Good morning. It’s Wednesday, March fifth.
On today in tech history: In 1924, The Computing-Tabulating-Recording Corporation (CTR) officially rebranded as International Business Machines Corporation (IBM).
-
Google’s Gemini w/ Vision Coming Soon
-
The Most Realistic AI Voice Yet
-
Altman Hints At Image Gen Upgrade
-
6 Recent AI Tools
-
Latest AI Research Papers
You read. We listen. Tell us what you think that by replying to this email.
Today’s trending AI news stories
Google to launch Gemini with Vision in March for AI-powered live video evaluation
Google is rolling outlast video evaluation and screen-sharing features for Gemini as a part of the Google One AI Premium Plan. The update allows users to stream video from their smartphone cameras or share their screens for real-time AI-powered insights. Initially exclusive to Android devices, the features support multiple languages and enhance Gemini’s ability to interpret visual content.
This expansion aligns with Google’s broader vision for multimodal AI, leading as much as “Project Astra,” an assistant designed to process text, video, and audio in real-time. While Astra’s full rollout stays uncertain, these incremental updates suggest Google is steadily embedding multimodal AI into on a regular basis interactions.
Google has also added lockscreen widgets to its Gemini AI assistant on iOS and iPadOS, enabling quick access to key features like text prompts, live conversations, voice commands, and image evaluation. With a full Siri overhaul still years away, Google is capitalizing on the gap.
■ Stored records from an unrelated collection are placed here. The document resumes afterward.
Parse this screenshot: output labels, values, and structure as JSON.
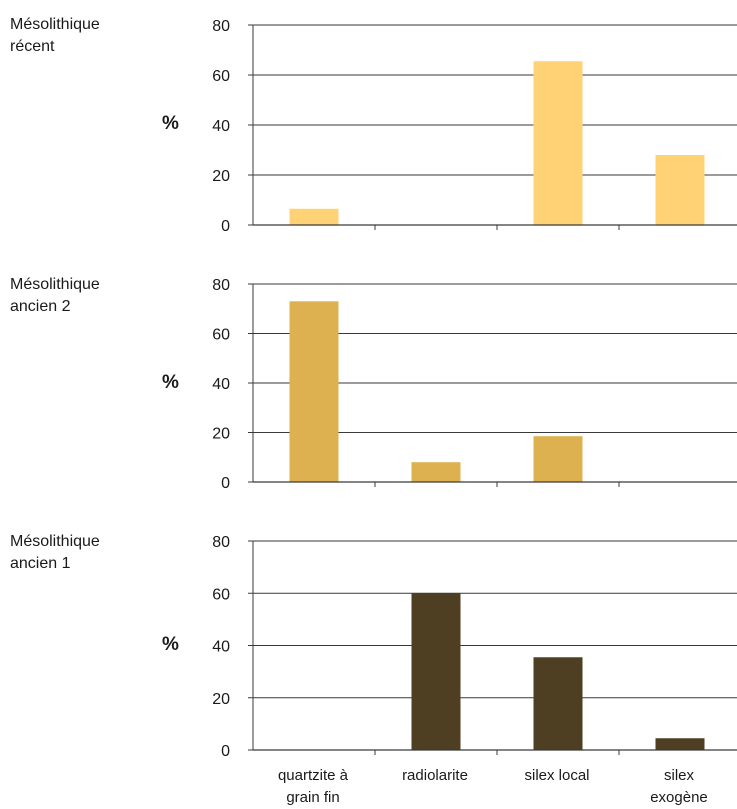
{
  "chart_data": [
    {
      "type": "bar",
      "title": "Mésolithique\nrécent",
      "ylabel": "%",
      "categories": [
        "quartzite à\ngrain fin",
        "radiolarite",
        "silex local",
        "silex\nexogène"
      ],
      "values": [
        6.5,
        0,
        65.5,
        28
      ],
      "ylim": [
        0,
        80
      ],
      "yticks": [
        0,
        20,
        40,
        60,
        80
      ],
      "grid": true,
      "color": "#FFD275"
    },
    {
      "type": "bar",
      "title": "Mésolithique\nancien 2",
      "ylabel": "%",
      "categories": [
        "quartzite à\ngrain fin",
        "radiolarite",
        "silex local",
        "silex\nexogène"
      ],
      "values": [
        73,
        8,
        18.5,
        0
      ],
      "ylim": [
        0,
        80
      ],
      "yticks": [
        0,
        20,
        40,
        60,
        80
      ],
      "grid": true,
      "color": "#DDB050"
    },
    {
      "type": "bar",
      "title": "Mésolithique\nancien 1",
      "ylabel": "%",
      "categories": [
        "quartzite à\ngrain fin",
        "radiolarite",
        "silex local",
        "silex\nexogène"
      ],
      "values": [
        0,
        60,
        35.5,
        4.5
      ],
      "ylim": [
        0,
        80
      ],
      "yticks": [
        0,
        20,
        40,
        60,
        80
      ],
      "grid": true,
      "color": "#4E3F22"
    }
  ]
}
Read more.
Sesame’s AI Voice Demo Stuns With Realism
Sesame AI’s Conversational Speech Model (CSM) delivers strikingly human-like voices, mimicking breath sounds, chuckles, and self-corrections. Built on Meta’s Llama architecture, it processes text and audio in a single-stage transformer model, enhancing realism beyond traditional text-to-speech.
The brand new AI voice from Sesame really is a robust illustration of where AI goes.
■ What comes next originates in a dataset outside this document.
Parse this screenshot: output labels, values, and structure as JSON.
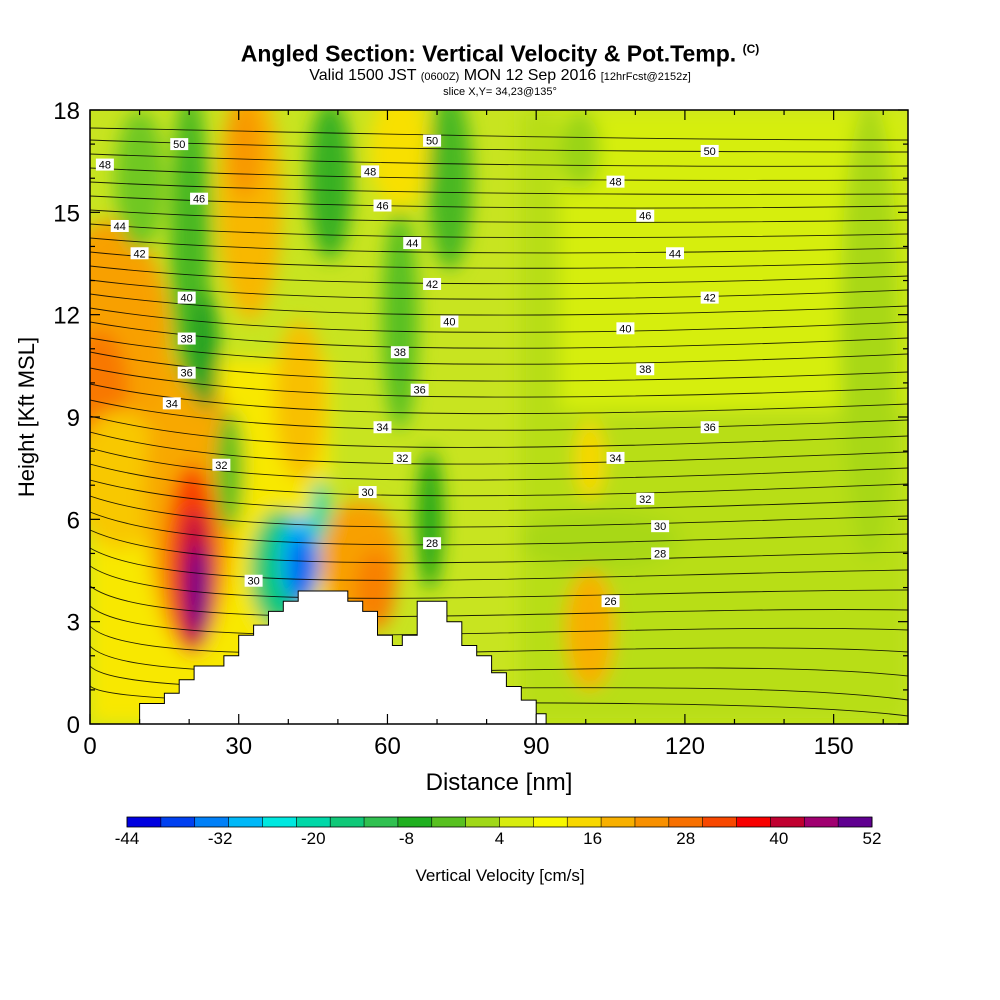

That is all real-time, from my browser. Excellent use of disfluencies, pauses, even intakes of breathe really make this look like a human, though bits of uncanniness remain, at the very least for now.
— Ethan Mollick (@emollick)
2:59 am • Mar 4, 2025
The demo, featuring voices “Miles” and “Maya,” has impressed users while raising concerns over emotional attachment and deepfake risks. Blind tests show CSM’s speech rivals human recordings, though real voices still hold an edge in context. Its ability to roleplay dynamic personalities, including aggressive tones, sets it aside from competitors.
Sesame plans to expand language support, scale its models, and open-source key components. Read more.
Altman Hints at Major Image Generation Upgrade
In a separate response, Altman hinted at significant improvements to ChatGPT’s image generation. When a user complained about declining quality, he replied that they’d soon be “wild with joy,” suggesting an upcoming upgrade. OpenAI has not provided a timeline for these enhancements. Read more.


6 recent AI-powered tools from around the online

arXiv is a free online library where researchers share pre-publication papers.



Your feedback is invaluable. Reply to this email and tell us how you think that we could add more value to this article.
Curious about reaching smart readers such as you? To turn into an AI Breakfast sponsor, reply to this email or DM us on 𝕏!